Yılın ilk ayıyla birlikte zamlar da arka arkaya gelmeye başladı. Aslında çok da garipsenecek bir durum değil. Sadece yeniden değerleme oranını dikkate alsanız, bu artışların yaşanacağı biliniyordu.
Ama onun da ötesinde doğalgaz, elektrik gibi giderlerde fiyat belirleme zamanı olduğu için de artışları yaşadık. Elbette taksiden minibüse ulaştırmaya gelenler de cabası. Esasen her sene aynı şeyi yaşıyor, ama unutuyoruz.
2020 yılının son günlerinde asgari ücret belirlendi. Asgari geçim indirimini bir kenara koyarsak 2 bin 385 TL’den bahsediyoruz. Çalışanların yüzde 40’tan fazlası bu rakamları alırken, önemli bir bölüm, yani günlük iş yapanlar bu rakamları bile elde edemiyorlar.
Emekliler zaten bu oranların yakınından bile geçemiyor. İşsizler ile EYT’liler ayrı bir sıkıntı. Tüm bunları topladığınızda aslında şu bir gerçek ki, Türkiye’de insanların çok büyük bir bölümü açlık sınırında gelir sahibi.
8 bin 500 TL’ye dayanmış yoksulluk sınırının yanında geçebilen nüfus ise çok düşük oranlarda. Şimdi düz mantıkla baktığınızda asgari ücrete yüzde 21,5 zam verildi. Enflasyon rakamını dikkate aldığınızda da geçen ay itibariyle, enflasyonun yüzde 7 üzerinde zam verdik övünmesini dinledik.
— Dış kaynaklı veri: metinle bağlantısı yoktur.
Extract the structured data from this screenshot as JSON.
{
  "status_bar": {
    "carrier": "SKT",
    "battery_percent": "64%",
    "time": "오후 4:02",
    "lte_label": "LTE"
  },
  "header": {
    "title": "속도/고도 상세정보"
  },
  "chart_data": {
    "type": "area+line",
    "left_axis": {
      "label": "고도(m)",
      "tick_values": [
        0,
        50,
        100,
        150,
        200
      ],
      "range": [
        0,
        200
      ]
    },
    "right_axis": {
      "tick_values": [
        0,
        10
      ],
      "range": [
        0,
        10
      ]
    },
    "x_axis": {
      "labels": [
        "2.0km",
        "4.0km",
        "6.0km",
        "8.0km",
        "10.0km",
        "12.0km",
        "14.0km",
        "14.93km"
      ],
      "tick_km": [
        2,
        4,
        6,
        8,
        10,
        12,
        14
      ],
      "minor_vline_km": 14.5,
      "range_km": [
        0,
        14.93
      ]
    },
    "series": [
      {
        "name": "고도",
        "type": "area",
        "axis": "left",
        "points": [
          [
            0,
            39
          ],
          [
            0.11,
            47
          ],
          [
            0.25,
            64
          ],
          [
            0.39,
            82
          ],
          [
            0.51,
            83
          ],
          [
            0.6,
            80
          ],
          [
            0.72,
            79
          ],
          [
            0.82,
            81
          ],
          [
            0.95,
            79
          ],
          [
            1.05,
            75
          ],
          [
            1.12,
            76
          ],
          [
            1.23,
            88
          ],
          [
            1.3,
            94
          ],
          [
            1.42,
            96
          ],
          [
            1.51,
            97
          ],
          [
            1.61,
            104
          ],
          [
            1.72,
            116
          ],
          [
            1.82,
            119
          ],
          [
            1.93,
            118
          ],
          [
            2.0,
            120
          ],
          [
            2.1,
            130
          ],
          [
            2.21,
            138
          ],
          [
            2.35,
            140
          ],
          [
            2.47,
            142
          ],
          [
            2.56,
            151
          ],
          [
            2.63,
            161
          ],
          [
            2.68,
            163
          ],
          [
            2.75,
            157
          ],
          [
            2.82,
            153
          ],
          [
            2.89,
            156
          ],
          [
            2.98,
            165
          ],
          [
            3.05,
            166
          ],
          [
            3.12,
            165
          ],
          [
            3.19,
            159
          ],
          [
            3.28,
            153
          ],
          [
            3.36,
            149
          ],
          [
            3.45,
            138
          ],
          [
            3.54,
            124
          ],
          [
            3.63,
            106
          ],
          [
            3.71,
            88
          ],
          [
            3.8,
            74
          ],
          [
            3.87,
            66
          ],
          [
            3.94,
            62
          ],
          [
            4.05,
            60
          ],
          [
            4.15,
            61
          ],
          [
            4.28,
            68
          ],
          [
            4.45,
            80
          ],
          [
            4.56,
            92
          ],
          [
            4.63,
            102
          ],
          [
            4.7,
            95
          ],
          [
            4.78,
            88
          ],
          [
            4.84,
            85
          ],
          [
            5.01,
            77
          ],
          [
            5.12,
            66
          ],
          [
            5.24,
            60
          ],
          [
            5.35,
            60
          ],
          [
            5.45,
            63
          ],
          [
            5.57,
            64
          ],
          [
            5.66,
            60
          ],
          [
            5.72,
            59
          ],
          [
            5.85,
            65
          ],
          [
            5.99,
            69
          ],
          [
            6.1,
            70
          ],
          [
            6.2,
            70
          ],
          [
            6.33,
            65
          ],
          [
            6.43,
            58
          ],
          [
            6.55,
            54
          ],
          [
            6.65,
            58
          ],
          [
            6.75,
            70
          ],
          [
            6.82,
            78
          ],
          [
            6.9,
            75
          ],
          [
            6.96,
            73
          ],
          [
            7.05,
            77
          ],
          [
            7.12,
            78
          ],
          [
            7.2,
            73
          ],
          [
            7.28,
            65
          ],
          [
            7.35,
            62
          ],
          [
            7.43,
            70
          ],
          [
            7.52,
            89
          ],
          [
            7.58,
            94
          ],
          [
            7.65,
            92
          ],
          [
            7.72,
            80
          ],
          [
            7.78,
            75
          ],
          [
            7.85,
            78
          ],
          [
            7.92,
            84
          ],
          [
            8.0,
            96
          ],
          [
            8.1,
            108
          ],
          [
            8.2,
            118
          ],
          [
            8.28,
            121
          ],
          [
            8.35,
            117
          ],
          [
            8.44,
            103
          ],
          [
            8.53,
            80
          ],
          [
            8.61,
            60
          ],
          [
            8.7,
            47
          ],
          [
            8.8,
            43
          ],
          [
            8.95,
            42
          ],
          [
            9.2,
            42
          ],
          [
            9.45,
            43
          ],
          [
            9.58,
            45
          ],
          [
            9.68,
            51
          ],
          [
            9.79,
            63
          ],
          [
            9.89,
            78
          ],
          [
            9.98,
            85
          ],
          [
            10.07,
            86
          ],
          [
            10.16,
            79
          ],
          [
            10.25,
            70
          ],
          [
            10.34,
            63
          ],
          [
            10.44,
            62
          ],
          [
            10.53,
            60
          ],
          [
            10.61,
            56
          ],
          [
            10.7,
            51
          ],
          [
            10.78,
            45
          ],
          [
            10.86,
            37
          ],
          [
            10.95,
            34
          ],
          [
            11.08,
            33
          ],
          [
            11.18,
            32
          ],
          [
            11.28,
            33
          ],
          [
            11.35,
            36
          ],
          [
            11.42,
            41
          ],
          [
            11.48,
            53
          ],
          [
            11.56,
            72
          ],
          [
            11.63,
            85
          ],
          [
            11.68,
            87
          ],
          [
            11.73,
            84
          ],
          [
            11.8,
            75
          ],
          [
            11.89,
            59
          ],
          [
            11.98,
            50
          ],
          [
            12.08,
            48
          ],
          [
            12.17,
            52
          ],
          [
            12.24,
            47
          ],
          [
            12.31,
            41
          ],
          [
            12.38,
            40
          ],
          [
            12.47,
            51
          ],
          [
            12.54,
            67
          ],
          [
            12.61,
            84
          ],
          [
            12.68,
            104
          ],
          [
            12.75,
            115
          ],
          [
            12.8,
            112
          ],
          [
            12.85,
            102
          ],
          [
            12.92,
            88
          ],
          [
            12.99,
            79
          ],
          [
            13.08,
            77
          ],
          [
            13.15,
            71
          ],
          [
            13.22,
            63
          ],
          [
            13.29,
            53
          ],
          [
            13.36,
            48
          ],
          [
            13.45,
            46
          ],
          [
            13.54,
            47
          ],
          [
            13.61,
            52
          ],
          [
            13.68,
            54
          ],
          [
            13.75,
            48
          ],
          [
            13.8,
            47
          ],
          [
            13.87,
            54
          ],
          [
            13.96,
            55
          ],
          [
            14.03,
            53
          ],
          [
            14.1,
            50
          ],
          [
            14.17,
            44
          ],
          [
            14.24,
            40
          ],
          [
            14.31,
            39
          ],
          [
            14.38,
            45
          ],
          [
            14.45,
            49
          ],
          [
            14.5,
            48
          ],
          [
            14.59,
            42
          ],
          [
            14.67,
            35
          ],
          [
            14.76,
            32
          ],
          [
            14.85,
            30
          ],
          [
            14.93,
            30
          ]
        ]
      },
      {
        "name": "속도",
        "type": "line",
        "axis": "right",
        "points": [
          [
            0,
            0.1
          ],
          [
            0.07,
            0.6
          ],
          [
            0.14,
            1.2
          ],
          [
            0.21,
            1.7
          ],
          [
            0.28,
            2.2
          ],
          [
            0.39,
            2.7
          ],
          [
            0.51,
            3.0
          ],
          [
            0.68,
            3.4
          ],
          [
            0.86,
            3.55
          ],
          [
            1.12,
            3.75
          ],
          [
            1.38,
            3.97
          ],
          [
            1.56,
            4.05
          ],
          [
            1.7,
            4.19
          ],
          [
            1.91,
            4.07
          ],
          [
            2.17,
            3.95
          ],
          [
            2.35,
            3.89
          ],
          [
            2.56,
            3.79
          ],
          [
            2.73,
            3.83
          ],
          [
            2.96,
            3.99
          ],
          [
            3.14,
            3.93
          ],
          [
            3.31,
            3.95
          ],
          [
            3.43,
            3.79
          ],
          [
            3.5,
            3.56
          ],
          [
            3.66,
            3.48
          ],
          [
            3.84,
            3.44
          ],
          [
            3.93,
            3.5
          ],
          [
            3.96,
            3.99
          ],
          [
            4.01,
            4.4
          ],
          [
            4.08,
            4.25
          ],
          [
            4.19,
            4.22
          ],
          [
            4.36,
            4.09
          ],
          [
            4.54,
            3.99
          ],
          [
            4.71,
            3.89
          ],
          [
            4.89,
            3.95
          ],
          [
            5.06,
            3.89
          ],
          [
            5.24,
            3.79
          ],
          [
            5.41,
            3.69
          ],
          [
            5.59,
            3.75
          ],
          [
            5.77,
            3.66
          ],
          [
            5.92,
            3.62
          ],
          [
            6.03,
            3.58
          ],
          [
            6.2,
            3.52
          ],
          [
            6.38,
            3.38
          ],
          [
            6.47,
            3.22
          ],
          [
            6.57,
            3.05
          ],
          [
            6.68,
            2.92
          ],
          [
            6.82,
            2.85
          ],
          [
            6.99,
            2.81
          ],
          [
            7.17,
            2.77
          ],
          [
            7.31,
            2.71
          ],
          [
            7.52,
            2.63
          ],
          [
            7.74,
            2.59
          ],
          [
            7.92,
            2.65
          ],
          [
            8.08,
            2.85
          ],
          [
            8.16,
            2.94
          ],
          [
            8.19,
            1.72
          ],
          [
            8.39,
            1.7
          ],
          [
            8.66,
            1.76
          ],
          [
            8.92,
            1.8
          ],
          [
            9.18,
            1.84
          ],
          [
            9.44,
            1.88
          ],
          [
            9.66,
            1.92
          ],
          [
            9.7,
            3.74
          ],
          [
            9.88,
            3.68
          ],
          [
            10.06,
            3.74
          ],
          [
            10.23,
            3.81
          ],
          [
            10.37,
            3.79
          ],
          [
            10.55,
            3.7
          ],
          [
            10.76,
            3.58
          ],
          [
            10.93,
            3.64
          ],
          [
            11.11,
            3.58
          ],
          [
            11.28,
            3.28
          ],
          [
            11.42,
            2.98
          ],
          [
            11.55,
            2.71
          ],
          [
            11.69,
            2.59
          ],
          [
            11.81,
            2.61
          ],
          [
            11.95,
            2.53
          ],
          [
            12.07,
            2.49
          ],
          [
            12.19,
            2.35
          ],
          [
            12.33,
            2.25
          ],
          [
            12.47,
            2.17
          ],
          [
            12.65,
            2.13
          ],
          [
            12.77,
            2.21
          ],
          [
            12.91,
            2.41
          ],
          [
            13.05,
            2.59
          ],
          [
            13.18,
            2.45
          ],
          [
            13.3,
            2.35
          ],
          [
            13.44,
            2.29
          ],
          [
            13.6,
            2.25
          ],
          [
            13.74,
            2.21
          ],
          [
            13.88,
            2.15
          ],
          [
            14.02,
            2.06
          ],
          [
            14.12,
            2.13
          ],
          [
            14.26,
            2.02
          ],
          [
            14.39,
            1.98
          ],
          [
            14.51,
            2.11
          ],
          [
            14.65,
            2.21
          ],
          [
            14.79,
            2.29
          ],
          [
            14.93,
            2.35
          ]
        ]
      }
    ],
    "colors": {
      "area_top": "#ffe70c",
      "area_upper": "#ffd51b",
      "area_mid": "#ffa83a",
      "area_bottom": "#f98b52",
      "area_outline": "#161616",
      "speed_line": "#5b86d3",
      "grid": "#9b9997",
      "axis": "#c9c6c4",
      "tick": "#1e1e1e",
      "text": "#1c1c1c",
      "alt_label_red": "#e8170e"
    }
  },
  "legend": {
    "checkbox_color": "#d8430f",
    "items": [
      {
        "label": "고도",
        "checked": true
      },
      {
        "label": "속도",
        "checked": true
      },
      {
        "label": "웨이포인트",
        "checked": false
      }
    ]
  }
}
Oysa gerçek olmayan bir enflasyon rakamı üzerinden bu neyin böbürlenmesi anlamak mümkün değil. Sadece açlık ve yoksulluk rakamlarını ele alırsak, şu an verilen rakam, Aralık ayında açıklanan açlık sınırının 250-260 TL üzerinde...
Peki bu rakam ne zamana kadar dayanır? Geçen yıldan sağlamasına bakarsak, asgari ücret Mart ayı itibariyle verilen zamma karşılık açlık sınırının altında kalıyor.
2019 yılı Aralık ayı açlık sınırıyla, 2020 yılı Aralık ayı açlık sınırını mukayese ettiğimizde de çok net görüyoruz ki yüzde 20 fakirleşmişiz. Elbette gelirlerin karşılanamadığı bu süreçte, fakirleşmeyle kalınmamış, bir de üzerine borçlanılmış.
İşin içine bir de pandemi çaresizliği girip, insanlar ücretsiz izne yollanınca ya da yasak olduğundan, dolaylı yoldan işten çıkarılınca yaşanan geçim derdinin şiddeti daha çok hissedilir hale gelmiş.
Yani açlık sınırından bile yüzde 20 fakirleşmiş bir tüketici gerçeğiyle karşı karşıyayız. Yoksulluk sınırına henüz ulaşabilen yok. Nitekim yoksulluk sınırından da bakılsa, yaklaşık yüzde 20’lik fakirleşmenin sağlaması yapılabiliyor.
Ama günün sonunda çarpan etkisiyle kaybolan alım gücü ve yetişilemeyen yaşam maliyetleri bu yüzde 20 oranının çok daha yukarıda ve derinde hissedilmesine neden oluyor. Bu tablodan nasıl bir geçim çıkacak da, piyasada esnafından üreticisine işletmeler ayakta kalacak?
Ekonomi yönetiminin enflasyonu hedeflemesi güzel, ama ne enflasyon gerçek ne de verilen ücretle yaşanabildiği algısı. Fakirleşme sürerken de, ne hedef koyarsanız koyun; sonuca ulaşmak mümkün değil. Esas olan vatandaşın sofrasındaki çorbadır; gerisi boş.